Etienne Dumont

CRITIQUE D'ART

Né en 1948, Etienne Dumont a fait à Genève des études qui lui ont été peu utiles. Latin, grec, droit. Juriste raté, il a bifurqué vers le journalisme. Le plus souvent aux rubriques culturelles, il a travaillé de mars 1974 à mai 2013 à la "Tribune de Genève", en commençant par parler de cinéma. Sont ensuite venus les beaux-arts et les livres. A part ça, comme vous pouvez le voir, rien à signaler.

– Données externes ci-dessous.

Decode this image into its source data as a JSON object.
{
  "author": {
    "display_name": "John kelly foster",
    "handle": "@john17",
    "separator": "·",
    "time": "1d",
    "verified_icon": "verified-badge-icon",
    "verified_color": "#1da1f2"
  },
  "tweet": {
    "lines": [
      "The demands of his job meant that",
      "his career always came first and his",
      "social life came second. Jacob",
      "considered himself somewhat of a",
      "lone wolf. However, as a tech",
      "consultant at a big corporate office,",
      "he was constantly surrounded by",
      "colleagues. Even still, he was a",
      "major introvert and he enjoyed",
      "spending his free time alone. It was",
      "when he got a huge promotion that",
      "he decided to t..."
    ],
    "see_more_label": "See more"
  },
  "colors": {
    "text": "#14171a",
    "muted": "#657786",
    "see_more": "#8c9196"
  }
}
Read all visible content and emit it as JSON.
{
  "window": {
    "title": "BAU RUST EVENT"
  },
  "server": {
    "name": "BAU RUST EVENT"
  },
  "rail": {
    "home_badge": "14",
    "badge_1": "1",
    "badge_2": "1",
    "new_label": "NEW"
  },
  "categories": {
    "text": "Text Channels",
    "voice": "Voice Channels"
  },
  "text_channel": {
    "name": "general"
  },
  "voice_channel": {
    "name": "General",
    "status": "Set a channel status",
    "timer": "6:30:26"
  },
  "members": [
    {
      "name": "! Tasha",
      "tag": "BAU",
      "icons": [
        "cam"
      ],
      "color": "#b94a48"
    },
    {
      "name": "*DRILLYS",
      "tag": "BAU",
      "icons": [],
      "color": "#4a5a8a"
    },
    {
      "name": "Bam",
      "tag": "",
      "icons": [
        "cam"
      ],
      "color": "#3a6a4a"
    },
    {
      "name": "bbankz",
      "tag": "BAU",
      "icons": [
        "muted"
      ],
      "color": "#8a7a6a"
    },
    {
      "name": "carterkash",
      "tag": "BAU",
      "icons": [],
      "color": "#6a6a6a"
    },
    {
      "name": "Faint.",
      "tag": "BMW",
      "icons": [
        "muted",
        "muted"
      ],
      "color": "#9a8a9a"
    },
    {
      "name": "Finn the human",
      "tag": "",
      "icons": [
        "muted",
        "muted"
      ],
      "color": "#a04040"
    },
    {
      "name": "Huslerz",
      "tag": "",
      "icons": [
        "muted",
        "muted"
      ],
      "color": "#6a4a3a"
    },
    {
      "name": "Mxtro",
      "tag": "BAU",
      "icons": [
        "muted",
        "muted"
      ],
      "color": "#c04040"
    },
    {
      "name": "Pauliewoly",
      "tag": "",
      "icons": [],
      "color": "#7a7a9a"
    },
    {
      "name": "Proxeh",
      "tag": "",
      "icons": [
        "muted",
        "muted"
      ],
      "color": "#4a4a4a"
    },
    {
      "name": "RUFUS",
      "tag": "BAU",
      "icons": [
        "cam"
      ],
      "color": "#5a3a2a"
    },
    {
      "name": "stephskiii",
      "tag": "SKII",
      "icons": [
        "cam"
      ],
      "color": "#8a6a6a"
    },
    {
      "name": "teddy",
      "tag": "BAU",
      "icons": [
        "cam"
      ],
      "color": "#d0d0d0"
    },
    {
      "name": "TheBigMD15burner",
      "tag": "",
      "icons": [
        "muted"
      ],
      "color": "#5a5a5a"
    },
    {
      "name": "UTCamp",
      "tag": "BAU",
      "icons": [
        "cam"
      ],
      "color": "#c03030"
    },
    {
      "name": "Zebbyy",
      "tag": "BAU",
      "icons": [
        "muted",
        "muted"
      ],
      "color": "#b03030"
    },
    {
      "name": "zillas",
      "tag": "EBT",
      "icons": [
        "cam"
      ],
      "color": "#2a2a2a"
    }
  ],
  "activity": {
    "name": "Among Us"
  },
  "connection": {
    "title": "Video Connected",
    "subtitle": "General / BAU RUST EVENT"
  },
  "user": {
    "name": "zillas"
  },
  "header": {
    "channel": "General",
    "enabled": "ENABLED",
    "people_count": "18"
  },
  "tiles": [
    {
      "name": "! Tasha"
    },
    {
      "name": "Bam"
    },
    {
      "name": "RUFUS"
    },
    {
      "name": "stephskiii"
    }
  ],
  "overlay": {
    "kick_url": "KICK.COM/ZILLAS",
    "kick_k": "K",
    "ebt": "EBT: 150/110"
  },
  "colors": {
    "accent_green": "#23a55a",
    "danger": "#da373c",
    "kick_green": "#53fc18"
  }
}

PARIS/Le Musée d'Orsay s'est offert deux Ferdinand Hodler

Crédits: Musée d'Orsay, Paris 2018

Orsay achète. On le sait. Au temps où le musée parisien se comportait comme un aspirateur, son directeur Guy Cogeval avait même organisé une exposition en 2014-2015 sur ses emplettes intitulée «Sept ans de réflexion». En toute modestie. Mais peut-être s'agissait-il là d'un clin d’œil à Billy Wilder et à Marilyn Monroe.

Moins flamboyante, sa successeure Laurence des Cars a rendu publique ses dernières acquisitions. Il y a là diverses choses dont un grand paysage du Suédois Gustaf Fjaestad, histoire de compléter le panorama nordique, et une vraie curiosité, la nature morte exécuté par le grand marchand Paul Guillaume. L'homme pratiquait aussi la peinture. A mon avis, il n'aurait pas dû.

Deux portraits 

Les deux gros morceaux sont cependant formés par deux portraits de Ferdinand Hodler. Le jeune Werner Miller, présenté frontalement en pied, s'oppose au visage de l'écrivain Mathias Morhardt, que le Genevois d'adoption a plusieurs fois représenté. Orsay en profite pour dire qu'il possède maintenant cinq Hodler, alors que les musées de province n'en ont aucun. L'institution rappelle également qu'elle s'est intéressée à Cuno Amiet (avec un chef-d’œuvre, «Le grand hiver»), à Giovanni Giacometti ou à Arnold Böcklin. Elle entend «poursuivre dans cette voie suisse». Il lui manque à mon avis un Augusto Giacometti symboliste, un Luigi Rossi, un Albert Welti ou un vrai beau grand Giovanni Segantini. Un peintre ne devient vraiment international qu'au moment où il se voit représenté dans les plus grands musées. Autant dire qu'Orsay ne suffit pas. Il faut la National Gallery, la Tate ou le «Met». 

Cela dit, tout cela coûte cher. Un intérieur de Marius Borgaud, peintre que j'ai toujours trouvé sinistre, vient de se vendre le 21 mars 535 000 francs chez Bailly et Beuret de Bâle. Estimation initiale: 40 000 à 60 000 francs. Il n'y en a pas que pour le bling-bling...

Photo (Musée d'Orsay): Le jeune Werner Miller, peint par Hodler en 1899, fragment.

Texte intercalaire.

 

Du même auteur

Les newsletters de Bilan

Le cercle des lecteurs

Le Cercle des Lecteurs est une plate-forme d'échanger sur tout ce qui touche votre magazine. C'est le reflet de vos opinions, et votre porte-parole le plus fidèle. Plus d'info


Image Footer

"Tout ce qui compte.
Pour vous."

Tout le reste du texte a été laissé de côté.